China’s Shenzhou 11 docks at Tiangong 2 space station

A Chinese spacecraft carrying two astronauts has successfully docked with the uncrewed Tiangong-2 space lab, according to Chinese media reports.

The Shenzhou-11 spacecraft linked up with Tiangong-2 at 3:24 p.m. EDT (1924 GMT) today (Oct. 18; 3:24 a.m. Oct. 19 Beijing time), while both spacecraft were zipping around Earth at an altitude of 244 miles (393 kilometers), China’s state-run Xinhua news agency reported.

Though Shenzhou-11 carries two crewmembers, named Jing Haipeng and Chen Dong, the docking was completely automated.

Jing and Chen will soon enter Tiangong-2, then stay aboard the orbiting lab for 30 days. The duo are undertaking China’s longest-ever crewed space mission; they lifted off on Sunday (Oct. 16) and will be in orbit for a total of 33 days if all goes according to plan, Xinhua reported.

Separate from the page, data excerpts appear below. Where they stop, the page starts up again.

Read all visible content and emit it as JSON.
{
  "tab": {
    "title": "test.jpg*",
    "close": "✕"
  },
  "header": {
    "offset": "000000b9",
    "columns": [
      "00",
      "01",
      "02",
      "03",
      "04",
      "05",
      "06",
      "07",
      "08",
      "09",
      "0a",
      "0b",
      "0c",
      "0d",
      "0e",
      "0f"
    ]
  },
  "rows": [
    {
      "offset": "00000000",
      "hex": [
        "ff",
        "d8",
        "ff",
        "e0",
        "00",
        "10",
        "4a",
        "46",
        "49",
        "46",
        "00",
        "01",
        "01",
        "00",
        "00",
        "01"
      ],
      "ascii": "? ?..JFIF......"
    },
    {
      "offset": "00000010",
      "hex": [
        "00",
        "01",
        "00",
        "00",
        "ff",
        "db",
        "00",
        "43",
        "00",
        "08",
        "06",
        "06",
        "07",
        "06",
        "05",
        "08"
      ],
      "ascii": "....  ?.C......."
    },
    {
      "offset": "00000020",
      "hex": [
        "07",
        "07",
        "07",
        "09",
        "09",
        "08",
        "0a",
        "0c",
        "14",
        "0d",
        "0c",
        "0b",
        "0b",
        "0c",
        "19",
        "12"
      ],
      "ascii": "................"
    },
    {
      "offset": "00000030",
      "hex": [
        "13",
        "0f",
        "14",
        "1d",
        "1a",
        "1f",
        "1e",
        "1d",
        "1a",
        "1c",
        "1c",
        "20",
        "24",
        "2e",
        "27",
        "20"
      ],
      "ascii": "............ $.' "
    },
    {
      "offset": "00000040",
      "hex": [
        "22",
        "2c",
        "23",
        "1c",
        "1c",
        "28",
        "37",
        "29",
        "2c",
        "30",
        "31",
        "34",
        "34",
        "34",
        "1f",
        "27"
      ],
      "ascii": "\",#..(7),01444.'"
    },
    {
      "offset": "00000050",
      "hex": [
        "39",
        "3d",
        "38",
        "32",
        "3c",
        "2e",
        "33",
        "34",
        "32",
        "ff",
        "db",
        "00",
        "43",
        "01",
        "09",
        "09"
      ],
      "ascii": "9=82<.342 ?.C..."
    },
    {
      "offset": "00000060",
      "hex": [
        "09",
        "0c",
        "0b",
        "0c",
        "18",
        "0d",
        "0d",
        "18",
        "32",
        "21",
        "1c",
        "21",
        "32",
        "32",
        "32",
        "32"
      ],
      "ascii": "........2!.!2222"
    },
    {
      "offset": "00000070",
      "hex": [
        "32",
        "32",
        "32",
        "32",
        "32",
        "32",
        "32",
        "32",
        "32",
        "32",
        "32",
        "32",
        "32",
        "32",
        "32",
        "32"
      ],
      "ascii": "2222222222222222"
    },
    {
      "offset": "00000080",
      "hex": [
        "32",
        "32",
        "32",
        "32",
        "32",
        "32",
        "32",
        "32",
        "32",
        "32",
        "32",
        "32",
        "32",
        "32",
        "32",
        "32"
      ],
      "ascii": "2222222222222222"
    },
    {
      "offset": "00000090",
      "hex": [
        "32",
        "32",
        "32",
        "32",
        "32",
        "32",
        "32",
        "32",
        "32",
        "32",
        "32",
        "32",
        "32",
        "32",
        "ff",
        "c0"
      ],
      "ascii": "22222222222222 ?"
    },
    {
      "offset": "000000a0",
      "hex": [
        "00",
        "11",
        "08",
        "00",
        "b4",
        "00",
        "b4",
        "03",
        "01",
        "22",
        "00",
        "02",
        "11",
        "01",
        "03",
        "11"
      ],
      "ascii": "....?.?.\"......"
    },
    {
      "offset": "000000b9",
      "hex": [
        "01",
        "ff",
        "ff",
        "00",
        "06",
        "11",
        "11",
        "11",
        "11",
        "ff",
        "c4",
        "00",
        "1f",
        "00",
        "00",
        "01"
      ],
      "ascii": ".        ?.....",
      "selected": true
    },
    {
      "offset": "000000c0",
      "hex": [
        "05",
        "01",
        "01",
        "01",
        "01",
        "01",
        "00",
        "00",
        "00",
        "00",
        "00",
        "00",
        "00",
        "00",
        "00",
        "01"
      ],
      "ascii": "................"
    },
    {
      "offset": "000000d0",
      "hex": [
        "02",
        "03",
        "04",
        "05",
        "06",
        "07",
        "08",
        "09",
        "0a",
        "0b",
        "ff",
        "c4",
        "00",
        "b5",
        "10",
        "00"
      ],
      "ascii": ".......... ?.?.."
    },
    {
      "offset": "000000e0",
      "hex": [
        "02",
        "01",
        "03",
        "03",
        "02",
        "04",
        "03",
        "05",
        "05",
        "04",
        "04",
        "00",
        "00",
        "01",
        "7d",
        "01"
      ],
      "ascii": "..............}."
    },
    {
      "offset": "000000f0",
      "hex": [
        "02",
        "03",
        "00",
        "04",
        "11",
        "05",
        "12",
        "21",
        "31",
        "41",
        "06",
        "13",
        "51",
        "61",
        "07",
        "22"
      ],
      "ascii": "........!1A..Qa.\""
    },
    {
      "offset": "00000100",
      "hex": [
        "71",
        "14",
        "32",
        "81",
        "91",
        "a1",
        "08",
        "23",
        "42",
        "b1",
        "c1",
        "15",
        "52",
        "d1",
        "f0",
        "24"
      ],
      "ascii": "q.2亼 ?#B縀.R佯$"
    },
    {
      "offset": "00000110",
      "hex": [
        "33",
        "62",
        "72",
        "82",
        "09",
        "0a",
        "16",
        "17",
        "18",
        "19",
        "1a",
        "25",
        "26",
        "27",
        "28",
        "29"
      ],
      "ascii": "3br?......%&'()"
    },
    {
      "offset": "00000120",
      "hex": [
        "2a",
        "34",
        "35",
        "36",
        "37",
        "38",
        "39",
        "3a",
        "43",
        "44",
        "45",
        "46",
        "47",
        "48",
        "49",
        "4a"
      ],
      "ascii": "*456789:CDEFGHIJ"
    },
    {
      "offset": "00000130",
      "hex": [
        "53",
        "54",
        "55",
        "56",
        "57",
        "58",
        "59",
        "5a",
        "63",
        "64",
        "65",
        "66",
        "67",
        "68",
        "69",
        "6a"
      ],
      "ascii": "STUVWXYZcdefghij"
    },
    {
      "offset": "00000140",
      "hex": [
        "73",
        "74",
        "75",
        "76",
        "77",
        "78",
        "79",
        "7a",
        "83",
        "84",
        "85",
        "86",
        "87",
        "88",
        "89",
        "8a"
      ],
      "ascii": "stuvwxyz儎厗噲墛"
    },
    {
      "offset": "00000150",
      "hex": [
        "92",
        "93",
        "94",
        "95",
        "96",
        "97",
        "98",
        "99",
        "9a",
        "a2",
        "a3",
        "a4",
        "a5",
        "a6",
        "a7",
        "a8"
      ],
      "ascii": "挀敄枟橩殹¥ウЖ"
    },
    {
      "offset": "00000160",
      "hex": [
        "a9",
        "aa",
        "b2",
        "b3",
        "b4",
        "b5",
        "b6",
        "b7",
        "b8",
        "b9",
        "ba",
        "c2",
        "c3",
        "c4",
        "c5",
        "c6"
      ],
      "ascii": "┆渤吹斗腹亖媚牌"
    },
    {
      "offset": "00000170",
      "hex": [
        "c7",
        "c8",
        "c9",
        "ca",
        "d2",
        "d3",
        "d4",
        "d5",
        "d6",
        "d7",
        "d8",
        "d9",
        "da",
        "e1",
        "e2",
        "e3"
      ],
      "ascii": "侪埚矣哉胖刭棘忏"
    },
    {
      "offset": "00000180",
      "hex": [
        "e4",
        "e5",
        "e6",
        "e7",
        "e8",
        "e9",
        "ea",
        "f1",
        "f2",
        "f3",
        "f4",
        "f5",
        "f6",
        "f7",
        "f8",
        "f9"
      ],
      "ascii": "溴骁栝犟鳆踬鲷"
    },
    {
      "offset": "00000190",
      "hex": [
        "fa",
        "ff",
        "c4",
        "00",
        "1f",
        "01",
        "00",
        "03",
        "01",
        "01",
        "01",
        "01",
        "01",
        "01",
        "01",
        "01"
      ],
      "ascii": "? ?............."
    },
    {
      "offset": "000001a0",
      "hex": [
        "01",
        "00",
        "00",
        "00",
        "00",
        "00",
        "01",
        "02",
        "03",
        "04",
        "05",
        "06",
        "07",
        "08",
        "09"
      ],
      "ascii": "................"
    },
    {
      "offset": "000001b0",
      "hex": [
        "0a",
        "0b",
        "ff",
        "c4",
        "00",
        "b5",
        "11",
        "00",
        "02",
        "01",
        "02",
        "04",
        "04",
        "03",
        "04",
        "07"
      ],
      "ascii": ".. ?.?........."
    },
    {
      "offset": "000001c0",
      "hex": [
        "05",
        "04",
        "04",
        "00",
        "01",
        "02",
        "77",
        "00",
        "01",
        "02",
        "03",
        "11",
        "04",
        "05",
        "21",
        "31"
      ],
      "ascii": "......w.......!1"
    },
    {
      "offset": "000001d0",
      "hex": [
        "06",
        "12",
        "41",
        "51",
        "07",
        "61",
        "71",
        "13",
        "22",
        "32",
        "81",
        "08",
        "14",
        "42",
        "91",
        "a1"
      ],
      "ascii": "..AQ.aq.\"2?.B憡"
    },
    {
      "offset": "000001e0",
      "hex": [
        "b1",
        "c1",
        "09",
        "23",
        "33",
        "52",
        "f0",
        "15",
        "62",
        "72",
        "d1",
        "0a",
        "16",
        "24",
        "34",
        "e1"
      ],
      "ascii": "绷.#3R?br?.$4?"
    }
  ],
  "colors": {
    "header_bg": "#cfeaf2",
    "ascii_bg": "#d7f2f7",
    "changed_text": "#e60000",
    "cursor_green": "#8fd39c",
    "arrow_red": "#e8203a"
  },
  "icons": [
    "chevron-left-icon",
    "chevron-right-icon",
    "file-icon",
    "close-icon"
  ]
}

Astronauts Jing Haipeng and Chen Dong, the crew of China's Shenzhou-11 mission, salute and wave from inside the country's Tiangong-2 space laboratory after arriving at the mini space station on Oct. 18, 2016. The astronauts are flying a 30-day mission to the space lab, China's longest human spaceflight yet.

Astronauts Jing Haipeng and Chen Dong, the crew of China’s Shenzhou-11 mission, salute and wave from inside the country’s Tiangong-2 space laboratory after arriving at the mini space station on Oct. 18, 2016. The astronauts are flying a 30-day mission to the space lab, China’s longest human spaceflight yet.

Credit: China Manned Space Engineering Program

The 34-foot-long (10.4 meters) Tiangong-2 launched to orbit on Sept. 15. The 9.5-ton module is China’s second-ever space lab; the first, Tiangong-1, reached space in September 2011 and hosted three dockings — two of them involving crewed Shenzhou spacecraft — before ending its operational life this past March.

Tiangong-1 will likely fall to Earth in late 2017, Chinese space officials have said.

The Tiangong program is designed to test out the rendezvous and docking technologies that China will need to build a bona fide space station, which the nation aims to have up and running by the early 2020s.

China’s space station will likely be considerably smaller than the 440-ton, $100 billion International Space Station; various reports have estimated that China’s orbiting complex will tip the scales at about 60 tons.

Shenzhou-11 is China’s first crewed spaceflight in more than three years. The most recent such effort, Shenzhou-10, sent three astronauts to Tiangong-1 in June 2013. The Shenzhou-10 crewmembers spent 14 days in space — the Chinese spaceflight record that Jing and Chen are poised to break.